Fraternidade e a fome

Dom Adelar Baruffi, arcebispo de Cascavel

 A grande novidade é que o texto-base da Campanha da Fraternidade de 2023, vem com um texto bíblico como sua origem e inspiração. Jesus é sensível e faz acontecer a multiplicação dos pães (cf. Mt 14,13-21). A partir do escrito bíblico, da multiplicação dos pães e peixes, são propostos outros capítulos. O primeiro “na fonte da Palavra”; o segundo “ver a realidade da fome”; o terceiro, “iluminar com a luz da Palavra; e o quarto trata de “agir para transformar a realidade da fome”.

Seu objetivo geral: “Sensibilizar a sociedade e a Igreja para enfrentarem o flagelo da fome, sofrido por uma multidão de irmãos e irmãs, por meio de compromissos que transformem esta realidade a partir do Evangelho de Jesus Cristo” (Texto-Base, p. 9). A CNBB (Conferência Nacional dos Bispos do Brasil) propõe para este ano o tema: “Fraternidade e Fome”, com o lema: “Dai-lhes vós mesmos de comer” (Mt 14,16). Aliás, já é a terceira vez que se trata desta realidade da fome numa Campanha da Fraternidade: 1975, 1985 e 2023.  “A Campanha da Fraternidade não é uma campanha sobre a Quaresma e seus exercícios de piedade já tão vividos pelo povo cristão, a saber, oração, jejum e esmola, caridade, Via-Sacra, retiro, confissão e tantos outros” (Texto-Base, p. 13).
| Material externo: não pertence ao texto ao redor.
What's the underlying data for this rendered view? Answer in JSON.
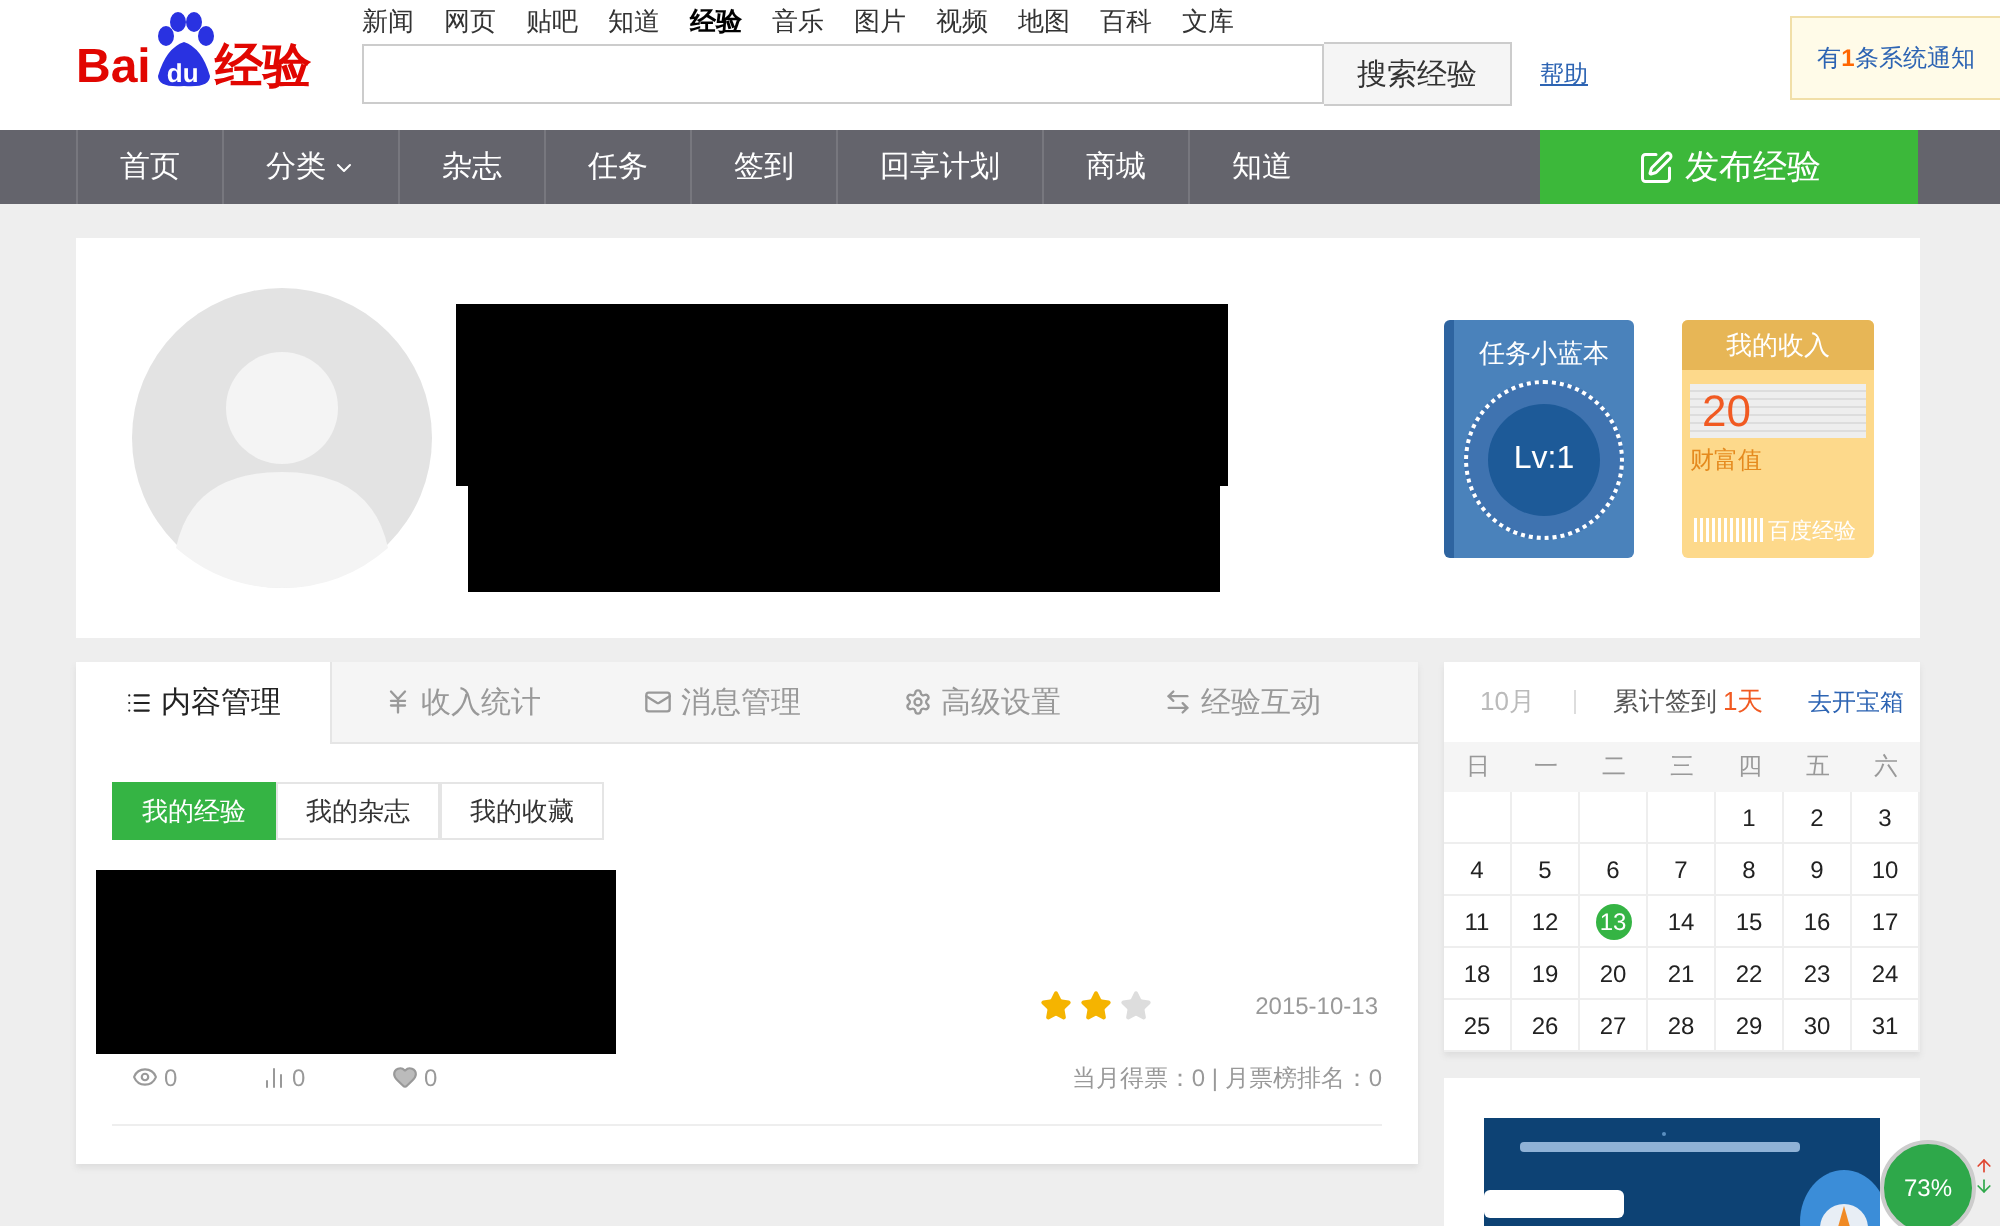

A história verídica de Jesus Cristo nos é contada e relatada: “Eles não precisam ir embora. Dai-lhes vós mesmos de comer” (Mt 14,16). No coração de Jesus, nunca habitou a indiferença por ninguém. Ele sempre teve compaixão e misericórdia, todos os dias. Jesus se sensibiliza e pede que os seus discípulos façam o mesmo. É isto que devemos fazer. Não é a venda de uma pequena quantia de cinco pães e dois peixes, conforme os discípulos queriam fazer: “Só temos cinco pães e dois peixes” (Mt 14,17). Mas, o caminho é outro. A questão é reunir o povo, por volta de cinquenta pessoas, e distribuir: “E os discípulos distribuíram às multidões” (Mt 14,19). Temos algo para comer juntos: “Todos comeram e ficaram saciados, e dos pedaços que sobraram recolheram ainda doze cestos cheios” (Mt 14, 20). Ainda sobraram doze cestos cheios de comida. Vejam o exemplo deixado por Jesus na multiplicação dos pães e peixes!

“Para a humanidade, a fome não é só uma tragédia, mas uma vergonha” (Francisco, 2020). A fome não é bem acolhida, porque ela aponta direta e imediatamente os princípios fundamentais da Doutrina Social da Igreja (DSI), pois Deus nos coloca como seus colaboradores na ordem da criação. A fome é um contratestemunho que não reconhece de forma prática a dignidade integral das pessoas. A Quaresma que na Quarta-feira de Cinzas iniciamos, “ela não pode ser apenas uma atitude individualista, uma vez que a vontade de Deus, desde a criação, se manifesta como projeto de vida a um povo eleito, nutrido, formado e enviado pelo próprio Deus” (Texto-Base, p. 12).

“Temos, sem dúvida, fome de Deus. Desejamos estar com Ele e poder participar de seu amor e de sua misericórdia. Temos fome de paz, fraternidade, verdade, concórdia e tudo mais que efetivamente nos humaniza” (Texto-Base, Dom Joel Portela, p.6). A fome é um desafio social, não só pessoal. É um desafio que nos toca profundamente em nossa vida. Vocês já pensaram passar um dia sem comer nada!? A fome de uma só pessoa, nos torna a todos nós pecadores! “A fome é um dos resultados mais cruéis da desigualdade” (Texto-Base, Dom Joel Portela, p. 6).